Wir sind jetzt drei Tage hier. Ich werde morgens von alleine wach, weil ich nicht erwarten kann, zurück ans Meer zu kommen. Am dritten Morgen, während Nicola noch schläft und Papa und Mama nebenan im Bett liegen, ziehe ich meinen Badeanzug an und schleiche mich aus dem Zimmer. Ich habe mir extra gemerkt, wie der Weg zum Strand ist, den Gang mit dem Teppichboden nach rechts rauf, eine Treppe runter, rechts durch die Halle mit dem schwarzen spiegelnden Steinboden und durch die Glastür. Diesen Weg gehe ich alleine, ohne Mama und Papa, um nachzusehen, wie es unseren Burgen geht. Und dann ganz allein zu baden. Ich schiebe die Glastür auf und renne los, über die Terrasse, in Richtung der Palmen, sehe das türkise Wasser schon vor mir – da greift Papa mich an der Hand, er schnauft ganz doll und sagt mir, dass ich das bitte nie wieder machen soll.
Ans Wasser gehen immer nur mit Papa, hörst du?

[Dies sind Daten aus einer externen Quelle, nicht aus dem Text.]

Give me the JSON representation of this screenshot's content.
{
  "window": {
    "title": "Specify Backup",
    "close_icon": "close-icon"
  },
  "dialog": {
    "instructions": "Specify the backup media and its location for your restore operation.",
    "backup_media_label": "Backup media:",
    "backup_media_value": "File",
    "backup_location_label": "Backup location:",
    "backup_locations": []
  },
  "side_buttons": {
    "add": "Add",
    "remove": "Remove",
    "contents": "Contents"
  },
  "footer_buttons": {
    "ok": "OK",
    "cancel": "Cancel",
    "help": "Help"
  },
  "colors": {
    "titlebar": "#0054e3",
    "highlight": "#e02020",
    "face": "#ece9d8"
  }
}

Ja, höre ich natürlich. Dabei bin ich doch groß, zumindest größer als Nicola. Und überhaupt, was soll ich denn jetzt tun, wo wir schon alles gespielt haben und ich jedesmal gewonnen habe?

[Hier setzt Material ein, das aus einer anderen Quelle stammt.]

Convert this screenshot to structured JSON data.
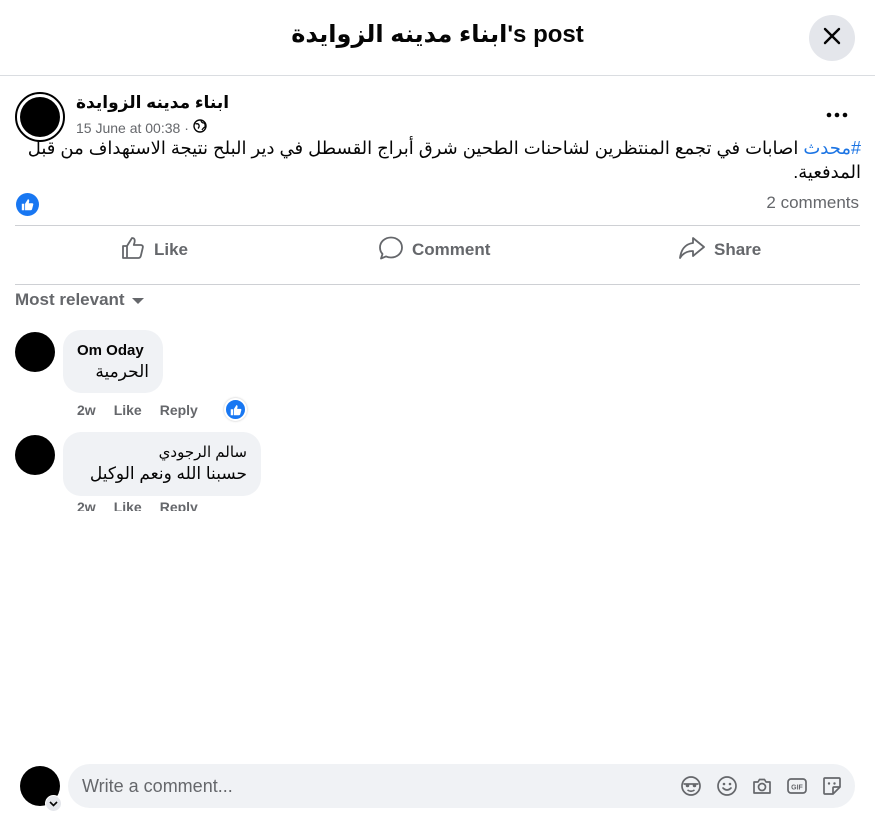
{
  "header": {
    "title": "ابناء مدينه الزوايدة's post"
  },
  "post": {
    "author": "ابناء مدينه الزوايدة",
    "timestamp": "15 June at 00:38 ·",
    "hashtag": "#محدث",
    "text": " اصابات في تجمع المنتظرين لشاحنات الطحين شرق أبراج القسطل في دير البلح نتيجة الاستهداف من قبل المدفعية.",
    "comments_count": "2 comments"
  },
  "actions": {
    "like": "Like",
    "comment": "Comment",
    "share": "Share"
  },
  "filter": {
    "label": "Most relevant"
  },
  "comments": [
    {
      "author": "Om Oday",
      "text": "الحرمية",
      "time": "2w",
      "like": "Like",
      "reply": "Reply"
    },
    {
      "author": "سالم الرجودي",
      "text": "حسبنا الله ونعم الوكيل",
      "time": "2w",
      "like": "Like",
      "reply": "Reply"
    }
  ],
  "composer": {
    "placeholder": "Write a comment..."
  },
  "colors": {
    "accent": "#1877f2",
    "hashtag": "#1b74e4",
    "secondary_text": "#65676b",
    "bubble": "#f0f2f5"
  }
}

Die wenigen anderen Kinder im Hotel sind älter als wir oder blöd. Am ersten Tag haben wir versucht, mit zwei tiefgebräunten Brüdern aus Schweden Kontakt aufzunehmen. Sie schauten sich unsere ehrgeizigen Sandburgen an, bauten dann daneben ihre eigene, ziemlich schlampig. Die trampelten sie dann lachend kaputt, bevor sie auch nur annähernd so groß war wie meine. Völlig bescheuert. An Tag zwei haben wir Fangen gespielt mit einem größeren deutschen Mädchen und seinem Bruder, der so alt war wie ich. Aber der stolperte irgendwann und schlug sich auf der Terrasse ein Knie auf, seitdem haben wir sie nicht mehr gesehen. Ansonsten ist noch ein älterer Junge mit seinen Eltern hier, der sitzt die meiste Zeit auf dem Liegestuhl und spielt Gameboy. Alle halbe Stunde steht er auf, streckt sich, rennt ins Wasser und schwimmt bis raus an die Leine mit den kleinen gelben Bojen. Diese auf und ab hüpfende gelbe Leine grenzt den Schwimmerbereich unseres Hotels vom offenen Meer ab.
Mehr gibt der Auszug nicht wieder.